Agent technology has attracted the attention of academia in many domains in the past decade. It is probably due to the fact that computer systems have been becoming complicated with distribution and openness characteristics. Agent-based systems, or multi-agent systems in general, are contemporary paradigm for software development. Ashri et al. claimed that "the underlying concept of decentralized, autonomous control expressed through agents that are able to communicate and cooperate to achieve goals is especially appealing for applications in heterogeneous and dynamic computing environments."

Jennings refers agent-oriented software development approach to as "decomposing the problem into multiple, autonomous components that can act and interact in flexible ways to achieve their set objectives." Jennings also advocates that agent-oriented software development approach offers the following advantages:

• Decompose a complex problem effectively so that the problem space can be divided into smaller sub-problem space;

• A natural way of modelling such systems because they are, most often, decentralized in nature; and

• Interaction among agents is appropriate for modelling the dependencies that exist in complex systems.

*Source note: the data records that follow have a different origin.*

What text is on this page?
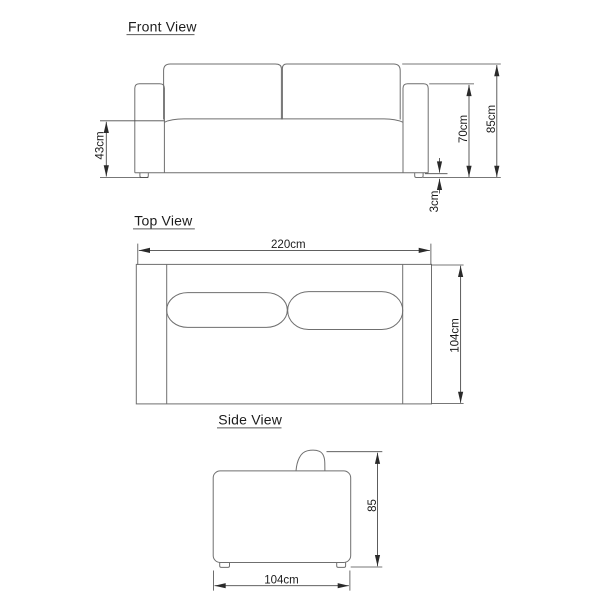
Front View
43cm
70cm 85cm
3cm
Top View
220cm
104cm
Side View
85
104cm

In the instrumentation and measurement domain, application of agent technology is still in its infancy. Dobrowiecki et al. discussed how measuring instruments are related to artificial intelligence, in particular agent technology. They presented a general idea of agent-based system which is "to order a service from an agent and to delegate any responsibility of direct control, rather than to monitor closely the progress of the problem solving". Amigoni et al. claimed that agent techniques have evolved and improved over the years such that "impacts on measurement systems whose nature and conceptual interpretation have radically changed." Real-life applications of agent technology in this domain are not well documented. It is not easy to find a successful application of agent-based instrumentation and measuring system, although PC-based distributed instrumentation and measuring systems are not uncommon. In fact, they are usually configured as client-server systems.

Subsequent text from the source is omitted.